Our purpose was to identify regulatory (R) subunits and their associations with catalytic (C) subunits to form cAMP-dependent protein kinase (A-kinase) holoenzymes in select porcine ovarian tissues during follicular differentiation. Soluble extracts of small and preovulatory follicles and corpora lutea (CL) were separated on DEAE-cellulose chromatography. R subunits were labeled with 8-N3[P-32]cAMP or with [gamma-P-32]ATP under RII autophosphorylation conditions and were identified by molecular weight (M(r)) determination on sodium dodecyl sulfate-polyacrylamide gel electrophoresis (SDS-PAGE) as well as cross-reactivity of unlabeled subunits with anti-R antibodies. A-kinase holoenzymes and C subunit-free R (free R) subunits were distinguished on the basis of DEAE elution position and sedimentation position on sucrose density gradient centrifugation of phosphotransferase and [H-3]cAMP binding activities. In small and preovulatory follicles and CL we identified a minor peak of type I A-kinase containing RI-alpha (M(r) = 47,000) and a major peak of type II A-kinase holoenzyme containing two RII isoforms (M(r) = 52,000 and 56,000).

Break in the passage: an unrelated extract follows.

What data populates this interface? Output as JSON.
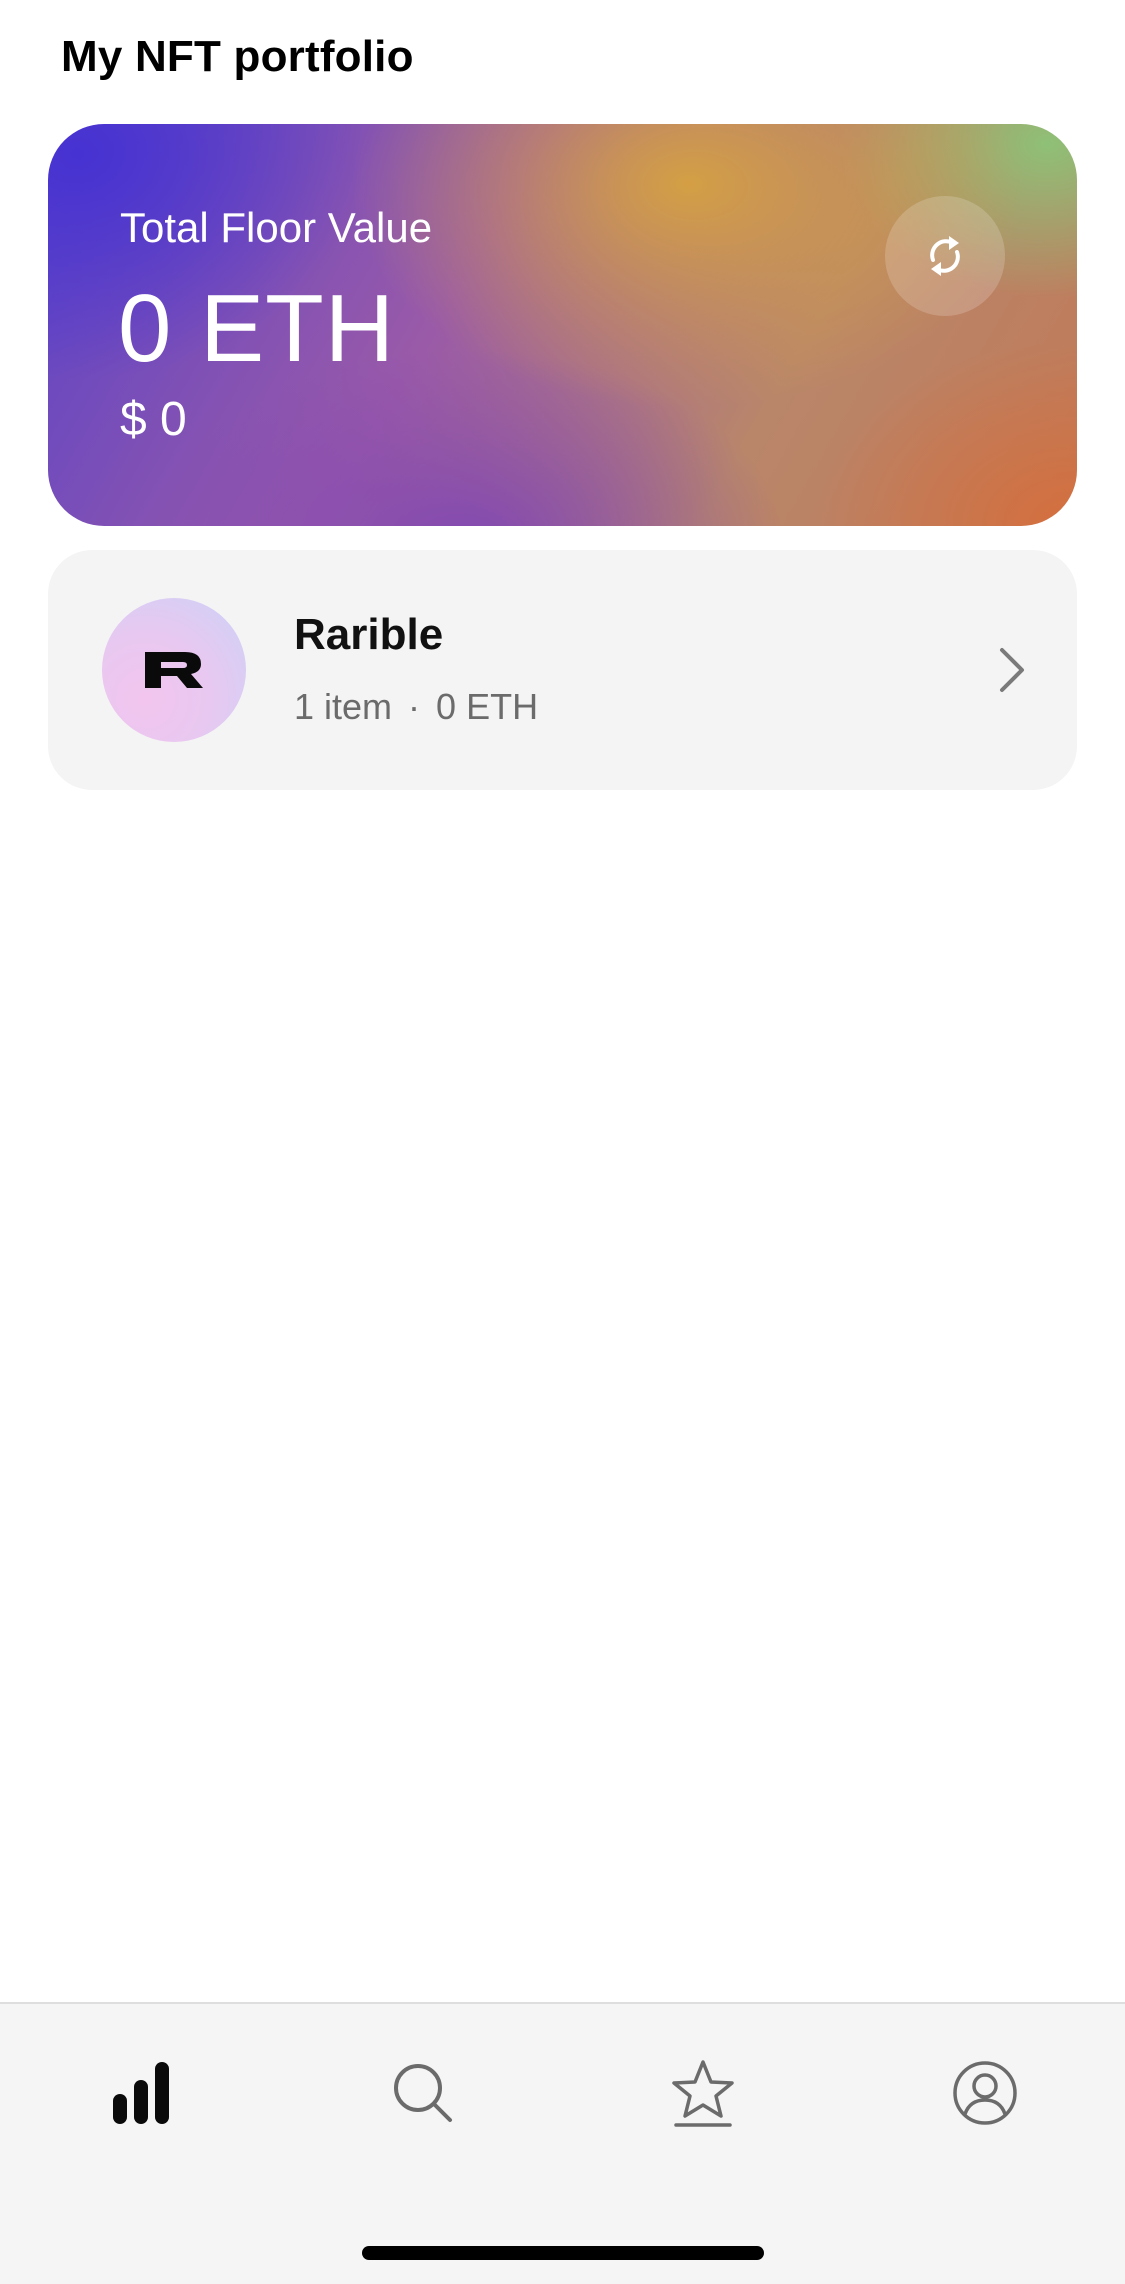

Notable amounts of free RI-alpha eluted between the type I and II holoenzymes in all three tissues. Neither of the holoenzymes nor free RI-alpha was regulated as a function of follicular differentiation or CL formation. In contrast, free RII subunits were moderately increased in preovulatory follicles relative to levels in small follicles and CL. We conclude that only the RII subunits are hormonally regulated in developing follicles, and in tissues which express both RI and RII subunits, the RII subunits preferentially associate with C subunits to form the dominant holoenzyme despite the presence of significant amounts of RI.